Ritual thus both celebrates social institutions and the roles that the individual is called to play therein and gives voice to anxieties surrounding these very institutions and roles. As a result, Catullus, by making ritual such an integral part of his poems, incorporates the doubts and anxieties at work during this important phase of transition in a young person’s life. At the same time, however, ritual also helps assuage anxieties and celebrates the benefits of marriage for the individual and society at large, and therefore constitutes an excellent background against which the poet may explore the contours of these themes. Viewed in this light, the poems’ inherent problems and contradictions can be readily related to the greater Catullan poetic corpus, where love’s many forms and shapes are treated in as many different and often conflicting ways.
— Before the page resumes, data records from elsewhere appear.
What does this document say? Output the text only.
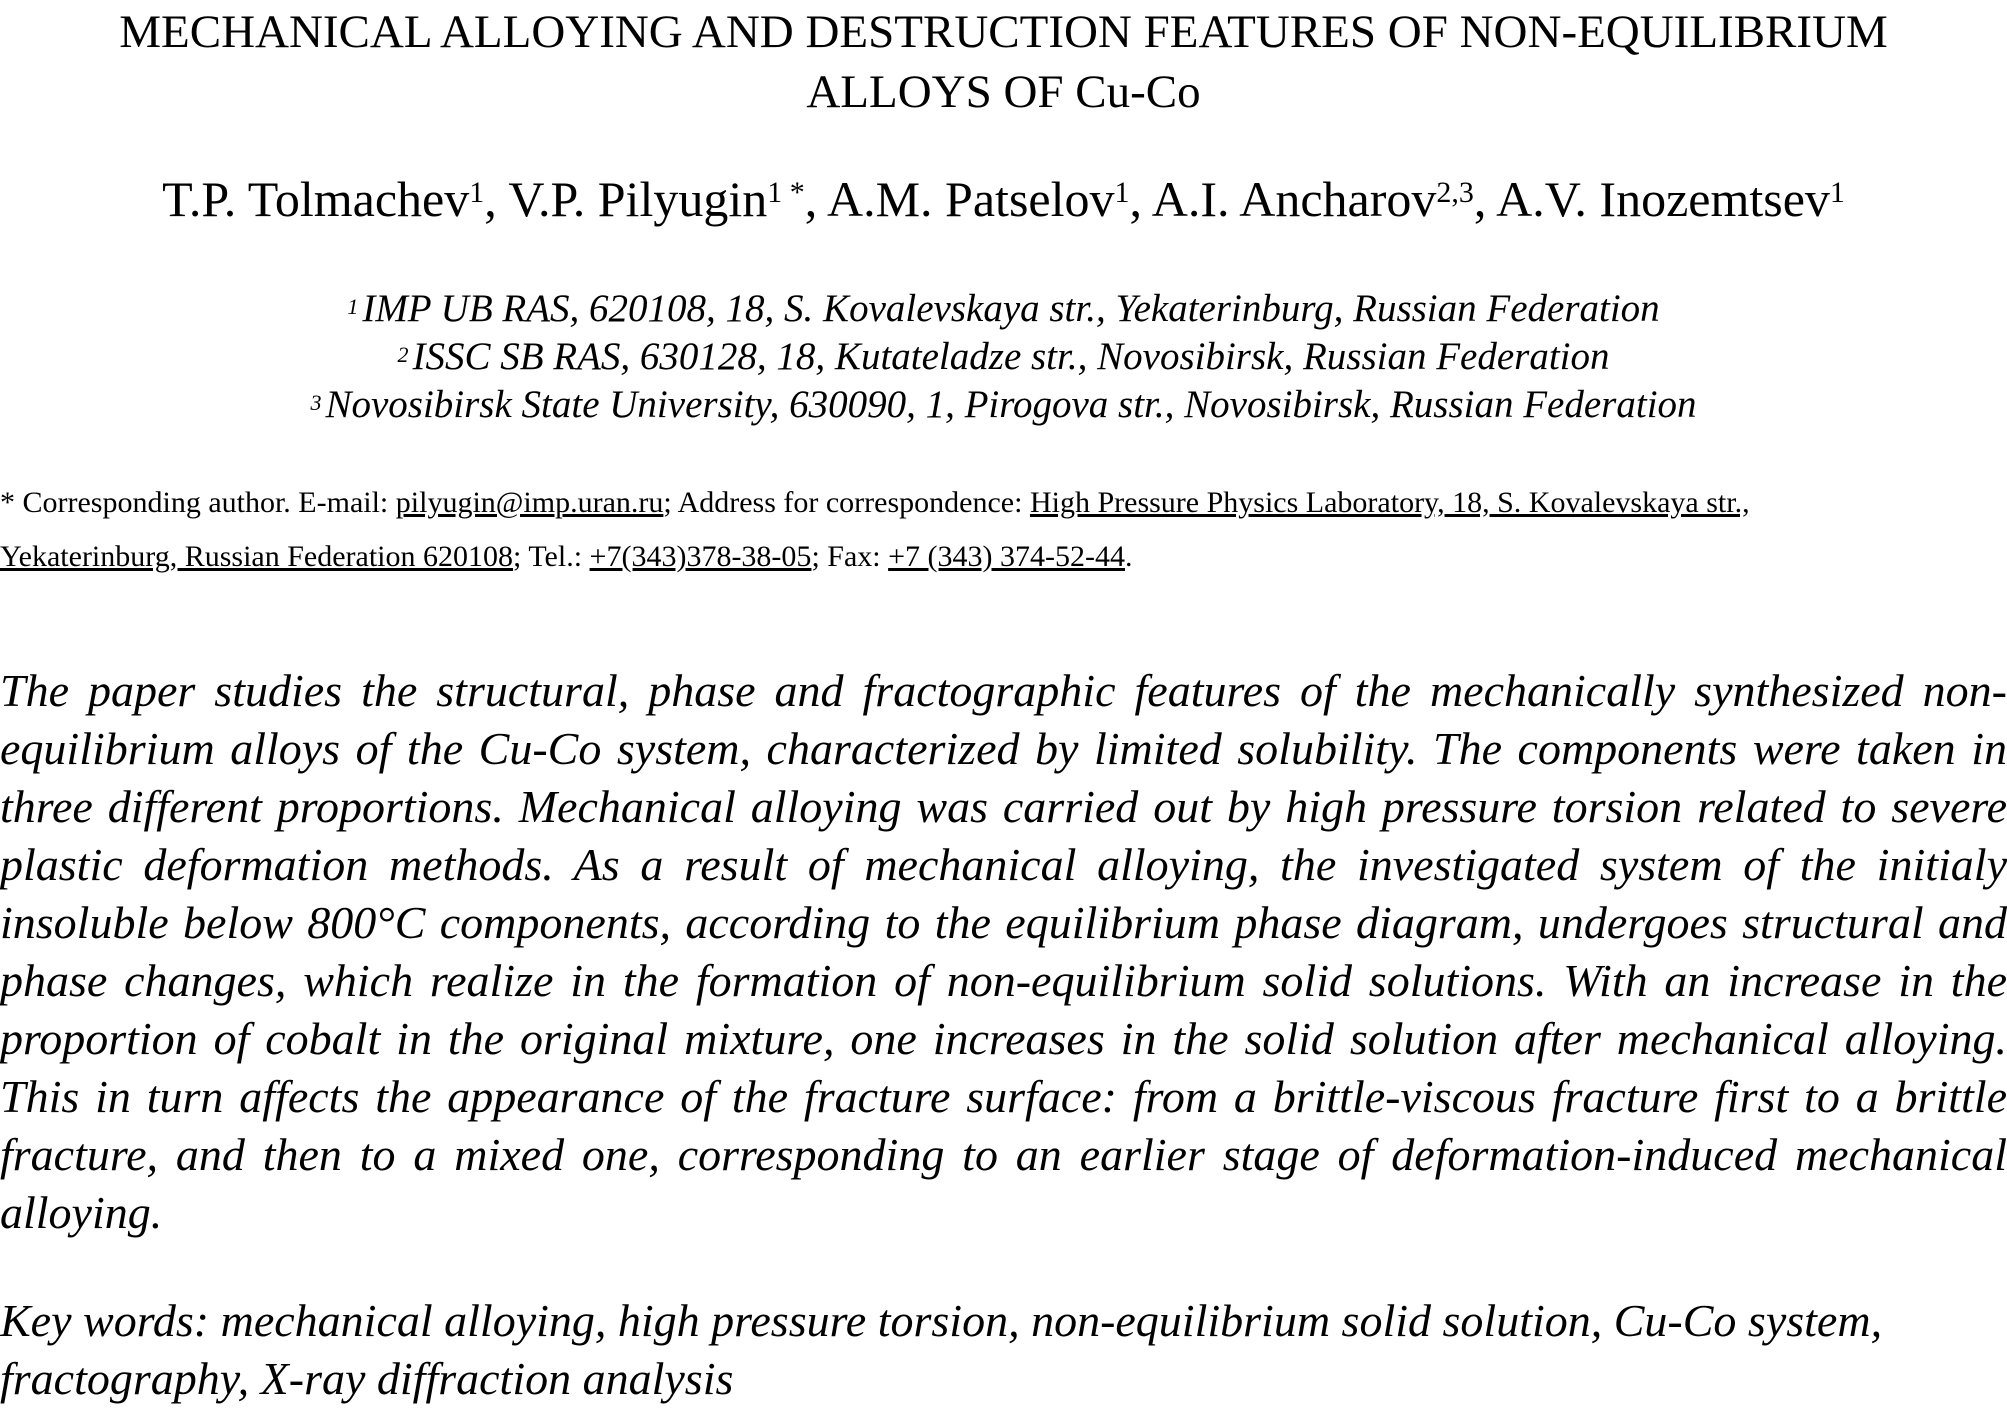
MECHANICAL ALLOYING AND DESTRUCTION FEATURES OF NON-EQUILIBRIUM
ALLOYS OF Cu-Co
T.P. Tolmachev$^1$, V.P. Pilyugin$^{1 *}$, A.M. Patselov$^1$, A.I. Ancharov$^{2,3}$, A.V. Inozemtsev$^1$
$^1$ IMP UB RAS, 620108, 18, S. Kovalevskaya str., Yekaterinburg, Russian Federation
$^2$ ISSC SB RAS, 630128, 18, Kutateladze str., Novosibirsk, Russian Federation
$^3$ Novosibirsk State University, 630090, 1, Pirogova str., Novosibirsk, Russian Federation
* Corresponding author. E-mail: pilyugin@imp.uran.ru; Address for correspondence: High Pressure Physics Laboratory, 18, S. Kovalevskaya str.,
Yekaterinburg, Russian Federation 620108; Tel.: +7(343)378-38-05; Fax: +7 (343) 374-52-44.

The paper studies the structural, phase and fractographic features of the mechanically synthesized non-equilibrium alloys of the Cu-Co system, characterized by limited solubility. The components were taken in three different proportions. Mechanical alloying was carried out by high pressure torsion related to severe plastic deformation methods. As a result of mechanical alloying, the investigated system of the initialy insoluble below 800°C components, according to the equilibrium phase diagram, undergoes structural and phase changes, which realize in the formation of non-equilibrium solid solutions. With an increase in the proportion of cobalt in the original mixture, one increases in the solid solution after mechanical alloying. This in turn affects the appearance of the fracture surface: from a brittle-viscous fracture first to a brittle fracture, and then to a mixed one, corresponding to an earlier stage of deformation-induced mechanical alloying.

Key words: mechanical alloying, high pressure torsion, non-equilibrium solid solution, Cu-Co system, fractography, X-ray diffraction analysis
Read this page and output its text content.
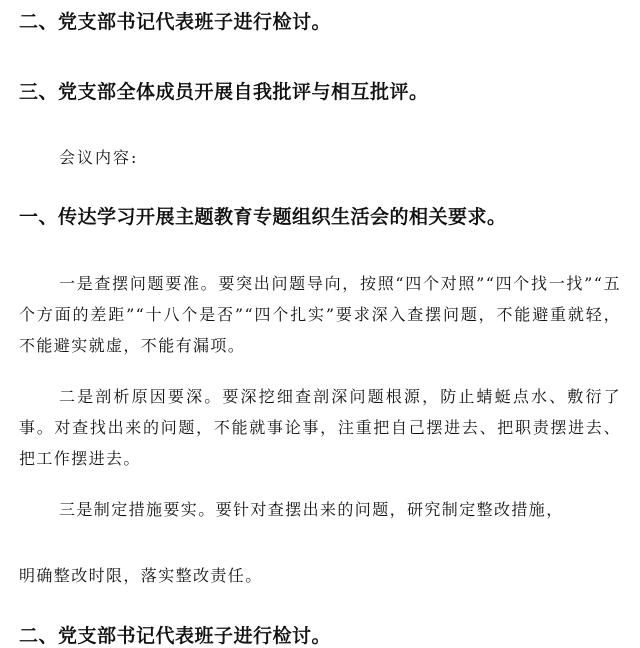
二、党支部书记代表班子进行检讨。
三、党支部全体成员开展自我批评与相互批评。
会议内容:
一、传达学习开展主题教育专题组织生活会的相关要求。
一是查摆问题要准。要突出问题导向，按照“四个对照”“四个找一找”“五个方面的差距”“十八个是否”“四个扎实”要求深入查摆问题，不能避重就轻，不能避实就虚，不能有漏项。
二是剖析原因要深。要深挖细查剖深问题根源，防止蜻蜓点水、敷衍了事。对查找出来的问题，不能就事论事，注重把自己摆进去、把职责摆进去、把工作摆进去。
三是制定措施要实。要针对查摆出来的问题，研究制定整改措施，
明确整改时限，落实整改责任。
二、党支部书记代表班子进行检讨。
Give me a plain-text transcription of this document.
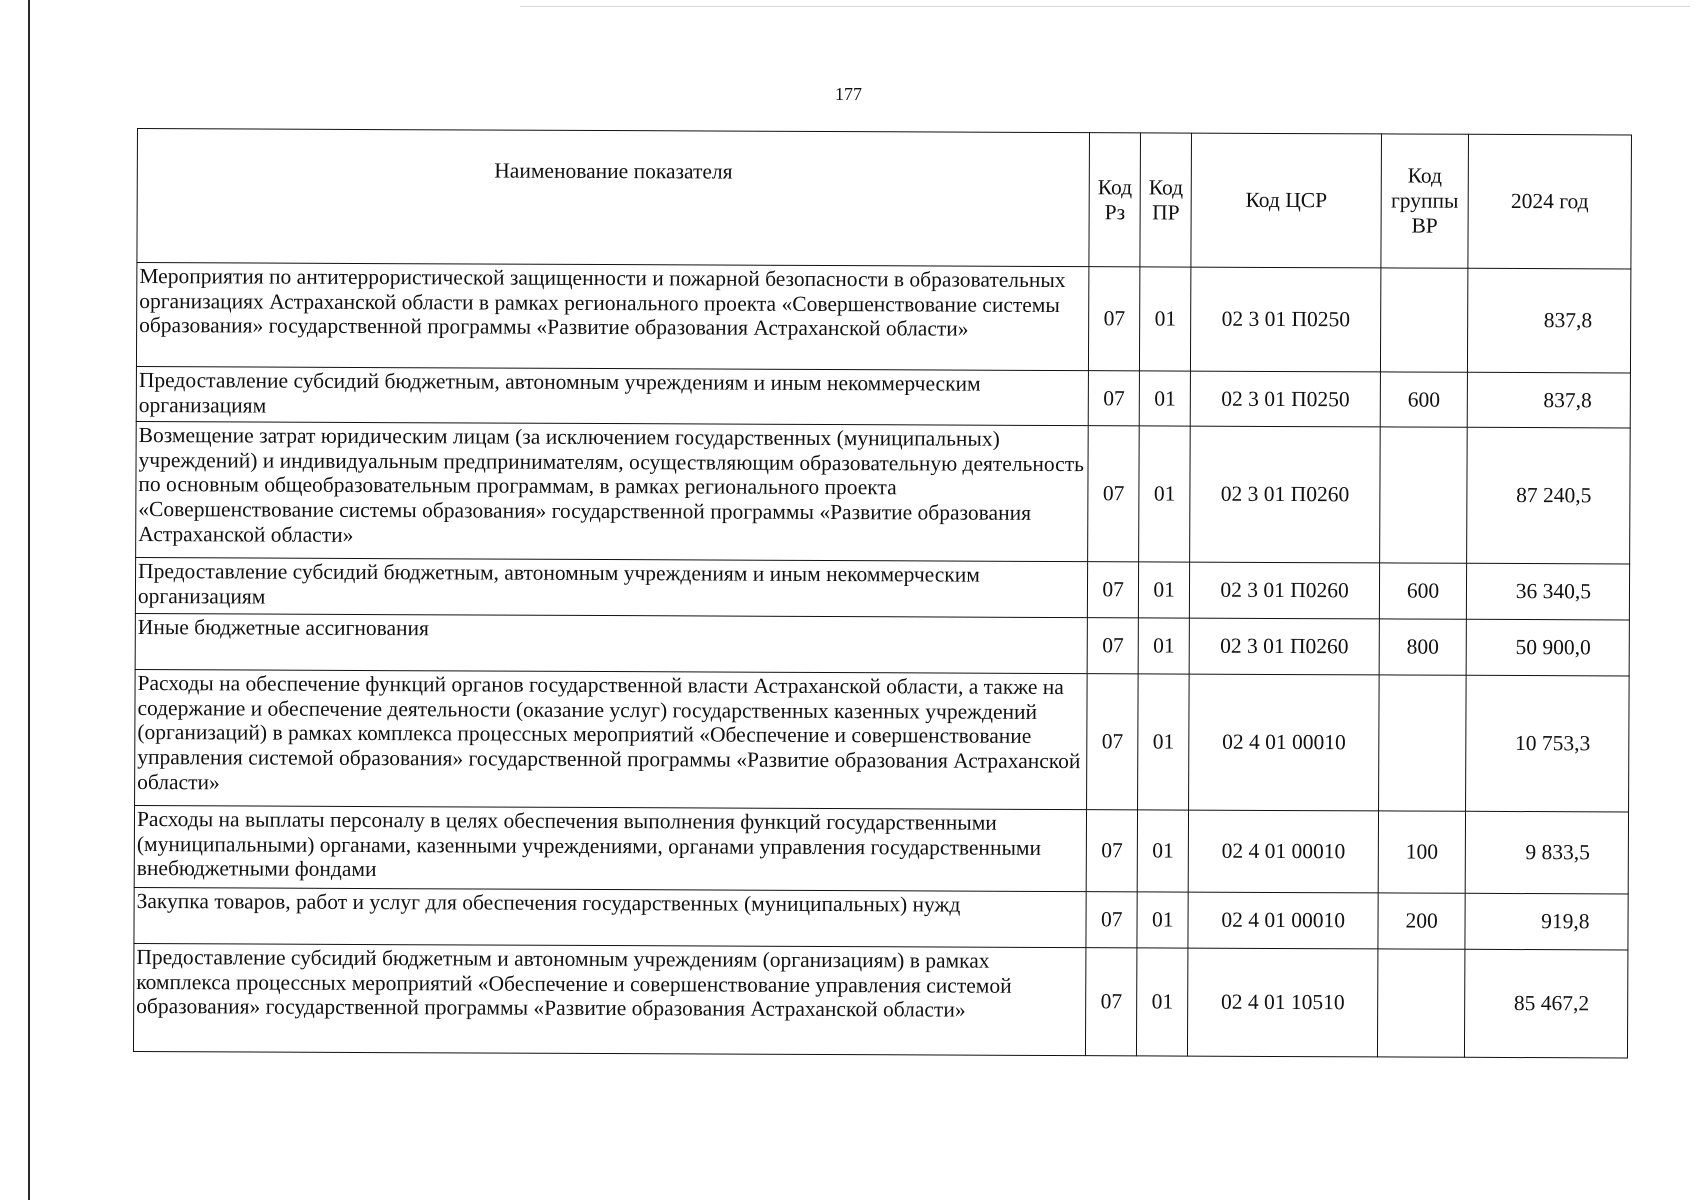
177
Наименование показателя	Код Рз	Код ПР	Код ЦСР	Код группы ВР	2024 год
Мероприятия по антитеррористической защищенности и пожарной безопасности в образовательных организациях Астраханской области в рамках регионального проекта «Совершенствование системы образования» государственной программы «Развитие образования Астраханской области»	07	01	02 3 01 П0250		837,8
Предоставление субсидий бюджетным, автономным учреждениям и иным некоммерческим организациям	07	01	02 3 01 П0250	600	837,8
Возмещение затрат юридическим лицам (за исключением государственных (муниципальных) учреждений) и индивидуальным предпринимателям, осуществляющим образовательную деятельность по основным общеобразовательным программам, в рамках регионального проекта «Совершенствование системы образования» государственной программы «Развитие образования Астраханской области»	07	01	02 3 01 П0260		87 240,5
Предоставление субсидий бюджетным, автономным учреждениям и иным некоммерческим организациям	07	01	02 3 01 П0260	600	36 340,5
Иные бюджетные ассигнования	07	01	02 3 01 П0260	800	50 900,0
Расходы на обеспечение функций органов государственной власти Астраханской области, а также на содержание и обеспечение деятельности (оказание услуг) государственных казенных учреждений (организаций) в рамках комплекса процессных мероприятий «Обеспечение и совершенствование управления системой образования» государственной программы «Развитие образования Астраханской области»	07	01	02 4 01 00010		10 753,3
Расходы на выплаты персоналу в целях обеспечения выполнения функций государственными (муниципальными) органами, казенными учреждениями, органами управления государственными внебюджетными фондами	07	01	02 4 01 00010	100	9 833,5
Закупка товаров, работ и услуг для обеспечения государственных (муниципальных) нужд	07	01	02 4 01 00010	200	919,8
Предоставление субсидий бюджетным и автономным учреждениям (организациям) в рамках комплекса процессных мероприятий «Обеспечение и совершенствование управления системой образования» государственной программы «Развитие образования Астраханской области»	07	01	02 4 01 10510		85 467,2
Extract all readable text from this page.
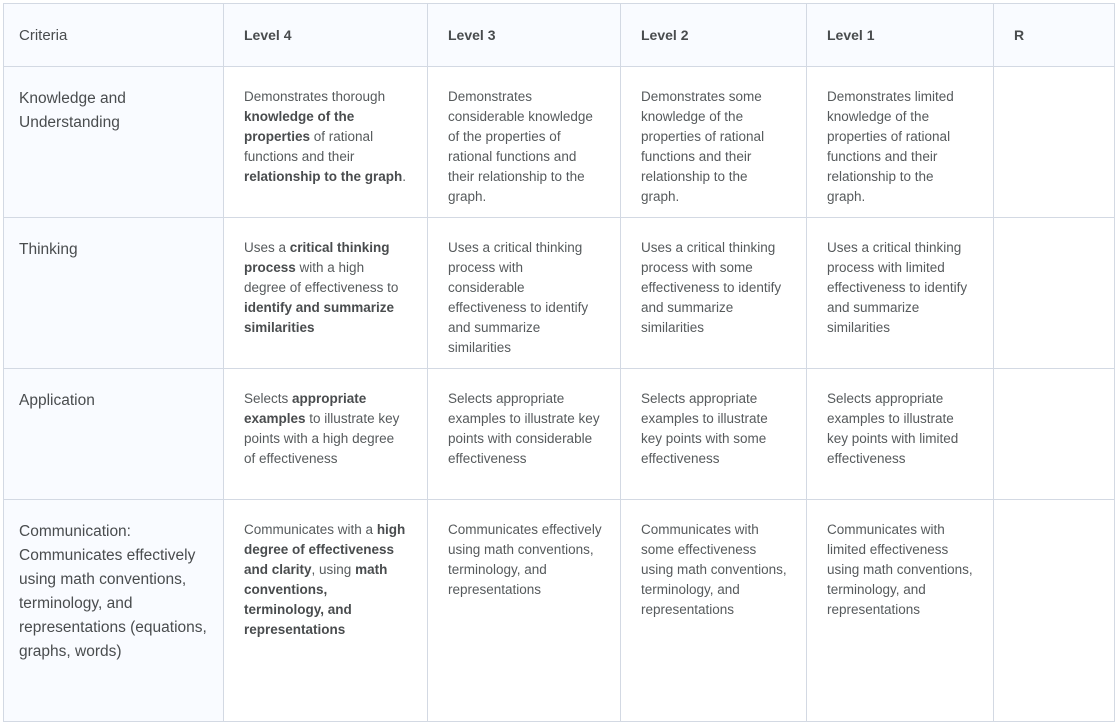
Criteria	Level 4	Level 3	Level 2	Level 1	R
Knowledge and Understanding	Demonstrates thorough knowledge of the properties of rational functions and their relationship to the graph.	Demonstrates considerable knowledge of the properties of rational functions and their relationship to the graph.	Demonstrates some knowledge of the properties of rational functions and their relationship to the graph.	Demonstrates limited knowledge of the properties of rational functions and their relationship to the graph.	
Thinking	Uses a critical thinking process with a high degree of effectiveness to identify and summarize similarities	Uses a critical thinking process with considerable effectiveness to identify and summarize similarities	Uses a critical thinking process with some effectiveness to identify and summarize similarities	Uses a critical thinking process with limited effectiveness to identify and summarize similarities	
Application	Selects appropriate examples to illustrate key points with a high degree of effectiveness	Selects appropriate examples to illustrate key points with considerable effectiveness	Selects appropriate examples to illustrate key points with some effectiveness	Selects appropriate examples to illustrate key points with limited effectiveness	
Communication: Communicates effectively using math conventions, terminology, and representations (equations, graphs, words)	Communicates with a high degree of effectiveness and clarity, using math conventions, terminology, and representations	Communicates effectively using math conventions, terminology, and representations	Communicates with some effectiveness using math conventions, terminology, and representations	Communicates with limited effectiveness using math conventions, terminology, and representations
Although the poems overlap greatly in content and context, the following analysis will deal with them separately, focusing on what I believe are each poem’s most prominent themes. Poem 61 centers on the theme of appropriate sexual activity within the framework of marriage and defines the roles of husband and wife accordingly. Poem 62, on the other hand, by dramatizing the bride’s resistance to marriage, places emphasis on the competing nature of gender roles and the need for the individual to comply with society’s demands. The chapter concludes with an examination of the ways in which both poems eventually assert the positive and beneficial aspects of marriage for the Roman family, society, and state.